# What is the derivative of this function y=sin^-1(x/3)?

Apr 6, 2017

$\frac{1}{\sqrt{9 - {x}^{2}}}$

#### Explanation:

I am going to assume that the ${\sin}^{-} 1 \left(x\right)$ mean $\arcsin \left(x\right)$ instead of $\csc \left(x\right)$.

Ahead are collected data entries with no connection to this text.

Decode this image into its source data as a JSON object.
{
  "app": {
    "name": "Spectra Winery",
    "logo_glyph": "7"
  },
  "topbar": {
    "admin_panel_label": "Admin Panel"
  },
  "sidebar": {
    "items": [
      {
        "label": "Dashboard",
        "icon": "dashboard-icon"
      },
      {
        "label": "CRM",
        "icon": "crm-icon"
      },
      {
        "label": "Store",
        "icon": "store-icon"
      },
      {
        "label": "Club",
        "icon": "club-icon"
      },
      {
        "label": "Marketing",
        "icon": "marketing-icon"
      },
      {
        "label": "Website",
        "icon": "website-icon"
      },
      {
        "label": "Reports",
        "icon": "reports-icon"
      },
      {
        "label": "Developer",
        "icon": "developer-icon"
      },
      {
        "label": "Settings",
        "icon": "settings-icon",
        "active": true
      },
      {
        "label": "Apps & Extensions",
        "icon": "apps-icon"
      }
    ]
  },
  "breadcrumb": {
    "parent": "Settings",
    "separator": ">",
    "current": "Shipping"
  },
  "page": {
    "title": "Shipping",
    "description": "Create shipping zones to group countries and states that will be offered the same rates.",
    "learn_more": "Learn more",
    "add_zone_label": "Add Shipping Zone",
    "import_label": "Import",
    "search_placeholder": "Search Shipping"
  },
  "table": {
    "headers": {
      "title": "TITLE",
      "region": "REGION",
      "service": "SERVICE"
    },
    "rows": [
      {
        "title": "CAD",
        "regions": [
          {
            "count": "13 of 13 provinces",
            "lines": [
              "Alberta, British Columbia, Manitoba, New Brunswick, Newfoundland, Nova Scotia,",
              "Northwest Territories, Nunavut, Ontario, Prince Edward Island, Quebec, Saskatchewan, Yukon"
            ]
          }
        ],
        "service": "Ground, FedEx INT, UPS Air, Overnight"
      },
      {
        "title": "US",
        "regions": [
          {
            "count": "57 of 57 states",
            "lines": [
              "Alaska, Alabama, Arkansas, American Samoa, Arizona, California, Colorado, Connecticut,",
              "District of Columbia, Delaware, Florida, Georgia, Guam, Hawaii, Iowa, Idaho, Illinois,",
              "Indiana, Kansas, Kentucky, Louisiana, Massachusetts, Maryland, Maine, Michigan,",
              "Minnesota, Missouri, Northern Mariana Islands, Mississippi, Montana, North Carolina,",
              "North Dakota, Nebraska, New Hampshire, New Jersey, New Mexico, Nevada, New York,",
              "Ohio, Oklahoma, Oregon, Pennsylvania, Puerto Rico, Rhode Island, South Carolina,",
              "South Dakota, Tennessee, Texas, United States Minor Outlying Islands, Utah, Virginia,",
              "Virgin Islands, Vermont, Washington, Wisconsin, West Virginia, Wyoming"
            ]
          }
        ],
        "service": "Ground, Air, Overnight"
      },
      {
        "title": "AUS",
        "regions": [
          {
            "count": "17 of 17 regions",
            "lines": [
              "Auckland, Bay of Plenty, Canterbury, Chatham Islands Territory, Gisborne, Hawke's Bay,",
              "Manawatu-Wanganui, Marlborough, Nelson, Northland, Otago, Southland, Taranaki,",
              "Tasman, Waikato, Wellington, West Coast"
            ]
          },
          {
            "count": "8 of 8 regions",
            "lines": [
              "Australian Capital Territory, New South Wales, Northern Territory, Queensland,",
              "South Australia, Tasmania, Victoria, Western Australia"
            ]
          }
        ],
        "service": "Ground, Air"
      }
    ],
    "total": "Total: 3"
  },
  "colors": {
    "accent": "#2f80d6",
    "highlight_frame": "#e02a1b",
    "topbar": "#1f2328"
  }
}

Looking at the differentiation of trigonometric functions, the derivative of $\arcsin \left(x\right)$ is $\frac{1}{\sqrt{1 - {x}^{2}}}$.

Proof:
If $y = \arcsin \left(x\right)$, then $x = \sin \left(y\right)$. Differentiating both sides with respect to $x$, we get $1 = \cos \left(y\right) \frac{\mathrm{dy}}{\mathrm{dx}}$. Then, $\frac{\mathrm{dy}}{\mathrm{dx}} = \frac{1}{\cos} \left(y\right)$, which is equal to $\frac{1}{\sqrt{1 - {\sin}^{2} \left(y\right)}}$. But we said that $y = \arcsin \left(x\right)$, so $\frac{\mathrm{dy}}{\mathrm{dx}} = \frac{1}{\sqrt{1 - {x}^{2}}}$.

In order to differentiate $\arcsin \left(\frac{x}{3}\right)$, we use the chain rule: $\frac{\mathrm{dy}}{\mathrm{dx}} = \frac{\mathrm{dy}}{\mathrm{du}} \cdot \frac{\mathrm{du}}{\mathrm{dx}}$, with $y = \arcsin \left(\frac{x}{3}\right)$ and $u = \frac{x}{3}$.

Then, $\frac{d}{\mathrm{dx}} \left(\arcsin \left(\frac{x}{3}\right)\right) = \frac{d}{d \left(\frac{x}{3}\right)} \left(\arcsin \left(\frac{x}{3}\right)\right) \cdot \frac{d}{\mathrm{dx}} \left(\frac{x}{3}\right) = \frac{1}{\sqrt{1 - {\left(\frac{x}{3}\right)}^{2}}} \cdot \frac{1}{3} = \frac{1}{3 \sqrt{1 - \frac{1}{9} {x}^{2}}} = \frac{1}{\sqrt{{3}^{2} \left(1 - \frac{1}{9} {x}^{2}\right)}} = \frac{1}{\sqrt{9 - {x}^{2}}}$.